本論文は2章で構成されており、第1章では、新規なCAKであるCAK4Atを単離し、計4種類のCAK相同因子の発現解析や活性測定を網羅的に行うことで、シロイヌナズナに複数個のCAKが存在することを示した。さらに、シロイヌナズナのCAK遺伝子の発現がいずれも細胞分裂非依存的であることから、基本転写と細胞分裂の両側面を制御する他の生物種のCAKと同じ挙動を示すことを明らかにした。次に論文申請者は、植物細胞内での機能的役割を明らかにする目的で、シロイヌナズナの培養細胞の粗抽出液を用いてCAKの活性測定を行った。その結果、CAK2AtとCAK4AtはCAKの基質として知られるCDK2とRNAポリメラーゼIIの最大サブユニットのC末端繰り返し配列(CTD)に対し、異なる親和性を示すことを報告している。このように、本論文は高等生物において複数のCAKが存在することを初めて明らかにしただけでなく、植物における細胞周期や転写制御が、動物とは異なり基質親和性の異なる複数のCAKによって制御されていることを示唆した点においても価値があると考えられる。
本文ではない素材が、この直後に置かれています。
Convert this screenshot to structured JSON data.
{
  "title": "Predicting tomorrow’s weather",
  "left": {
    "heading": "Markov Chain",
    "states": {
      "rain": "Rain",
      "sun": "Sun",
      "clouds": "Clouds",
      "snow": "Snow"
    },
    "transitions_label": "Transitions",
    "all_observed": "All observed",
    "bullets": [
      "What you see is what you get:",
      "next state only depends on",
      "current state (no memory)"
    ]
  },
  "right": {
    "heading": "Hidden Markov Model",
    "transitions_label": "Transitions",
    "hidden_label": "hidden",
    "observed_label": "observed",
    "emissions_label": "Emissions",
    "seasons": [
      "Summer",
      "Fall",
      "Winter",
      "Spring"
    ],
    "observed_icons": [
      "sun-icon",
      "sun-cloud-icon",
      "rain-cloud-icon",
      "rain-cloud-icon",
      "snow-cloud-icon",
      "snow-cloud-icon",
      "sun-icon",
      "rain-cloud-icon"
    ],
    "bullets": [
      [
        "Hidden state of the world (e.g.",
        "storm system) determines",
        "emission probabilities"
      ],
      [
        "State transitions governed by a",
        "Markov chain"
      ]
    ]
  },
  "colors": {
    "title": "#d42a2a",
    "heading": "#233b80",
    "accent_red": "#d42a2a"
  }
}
第2章では、論文申請者はCAK複合体の制御サブユニットとして知られるサイクリンHを単離し(At;CycH;1)、シロイヌナズナのCAKとの相互作用について解析を行った。この因子は、ポプラやイネのサイクリンHとの相同性が高く、機能的にも類似したタンパク質であることが推測された。酵母のTwo-hybridの系を利用した結合解析および組み換えタンパク質を用いた活性測定を行った結果、At;CycH;1との相互作用がCAK2AtとCAK4Atの活性に大きく寄与していることを示した。対照的に、CAK1Atの示すAt;CycH;1非依存的なCDKに対する強いリン酸化活性は、CAK1Atが従来高等生物で単離されているCAKとの一次構造上の差異のみならず、機能的にも異なる因子であることを意味する。実際に、生化学的な解析結果でも、それぞれのCAKが基質特異性の異なる独立したタンパク質複合体をin vivoで形成しており、上述の作業仮説を裏付ける結果を示した。さらに申請者は、CAK1Atの免疫沈降物がCAK2AtとCAK4Atの活性に必要な特定残基を特異的にリン酸化することで、CAK1Atが動物のCAKと近縁なCAK2AtやCAK4Atの活性制御に深く関わっていることを明らかにした。またin vitroにおけるCAKAKアッセイの結果、CAK4AtのCTDキナーゼ活性がCAK1Atのリン酸化によって正に制御されることを示すと共に、分裂酵母のCAK温度感受性変異株を用いた相補性試験の結果から、CAK1Atが酵母内でCAKを活性化するCAK活性化キナーゼ(CAKAK)として機能していることを明らかにした。

本研究は、シロイヌナズナにおける複数個のCAKの生化学的役割の相違を示しただけでなく、複数の性質の異なるCAKがリン酸化を介したカスケードを形成し、植物細胞の分裂と分化の分子機構を柔軟に制御している可能性を強く示唆した点において非常に価値があると考えられる。

なお、本論文は内宮博文博士と梅田正明博士との共同研究であるが、論文提出者が主体となって解析および検証を行ったもので、論文提出者の寄与が十分であると判断し、ここに博士(理学)の学位の授与を認める。